The days grow longer and we all start wishing that spring would be here NOW! Indeed, spring is slowly, slowly springing. Perhaps it got a bit confused by the lack of a real winter? Or perhaps we are just a tad over-eager.
There are, in fact, a few signs that the new season is upon us. The flocks of varied thrushes that fossicked about on the beach fringes have dispersed, and we now hear the familiar song from many points in the forest, as they set up their breeding territories. Song sparrows are singing, too, a trifle rustily, but soon to be in good voice. Steller’s jays are now seen commonly in pairs, and their calls are more varied than in winter, or so it seems. Hooters (sooty grouse) are heard again on the hillsides. The robins are back, but I have yet to hear their song.
The red-breasted sapsuckers are here, checking out snags and light posts, tapping on trees and houses. Canada geese are busily grubbing up sedges from the wetlands, picking off the sharp, protective tips of the new shoots and biting off the nutritious new growth. Various reports come in: I heard a ruby-crowned kinglet, saw an early hummer, heard a junco sing.
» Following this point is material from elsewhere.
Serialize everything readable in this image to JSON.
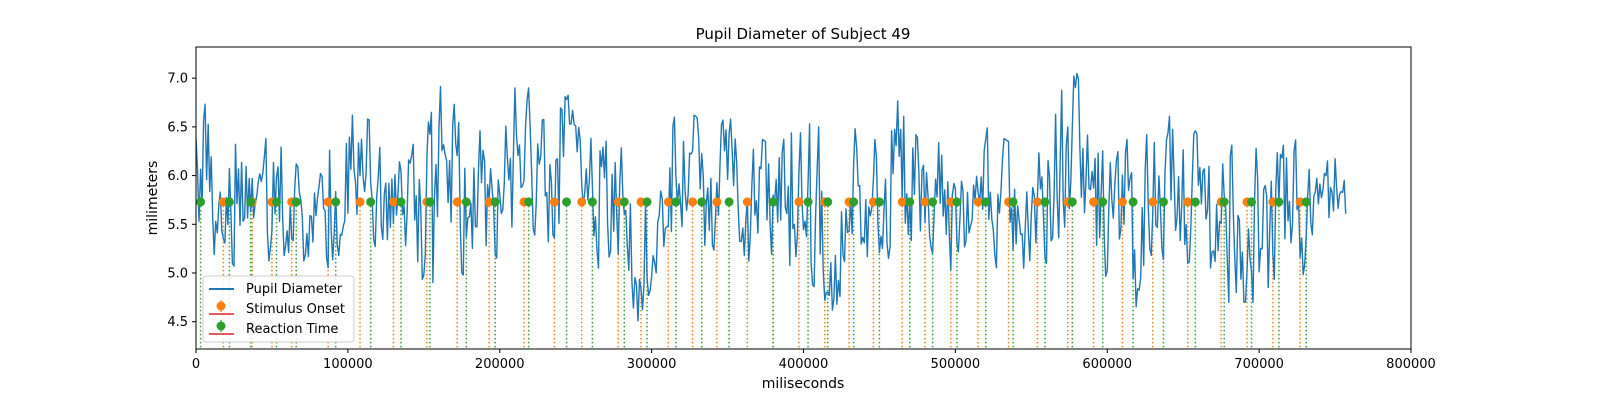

As the ice melts on my home pond, mallards again arrive, drifting in the bit of open water at the outlet, marching across the ice, scavenging spilled bird seed. Even though the millions (apparently) of pine siskins seem to prefer feeding on the massive spruce seed crop and the alder seeds, some of them visit the feeder hanging over the pond and messily select certain sunflower seeds, dropping hundreds onto the pond. Squirrels and mice, as well as the mallards, make good use of the rejects. And, I happily see ‘my’ nuthatches again, after a long seasonal absence.
The most exciting sighting in the bird way was a small flock of rusty blackbirds in the Dredge Lake area. As usual in my limited experience with them, they were poking about in a shallow, brushy pond. But I didn’t get to watch them for long; they soon moved deeper into the thickets. I don’t see them very often as they migrate through here to the north country. Unfortunately, their population has declined dramatically in recent decades, for unknown reasons, so they are getting harder and harder to see.

The plant world, too, is showing feeble signs of spring. Elderberry buds grow fat and shoots of cow parsnip peek up above the leaf litter. In some places, felt-leaf willow has borne fuzzy catkins for a week or two already. Blueberry shoots are ready to go, just waiting for the right moment. The first shoots of skunk cabbage to emerge from the muck were eagerly cropped by deer.
Mountain goats are back on the ledges near Nugget Falls. Beavers never really quit working this ‘winter’ but got busy every time the temperatures rose and the ice weakened. Bears, probably especially juveniles or males, have begun to emerge from winter dens: moms with cubs presumably wait somewhat longer, so the new cubs are strong enough to follow mom around the forest.
I can’t claim that spring has sprung, but it may be creeping up on us, all the same!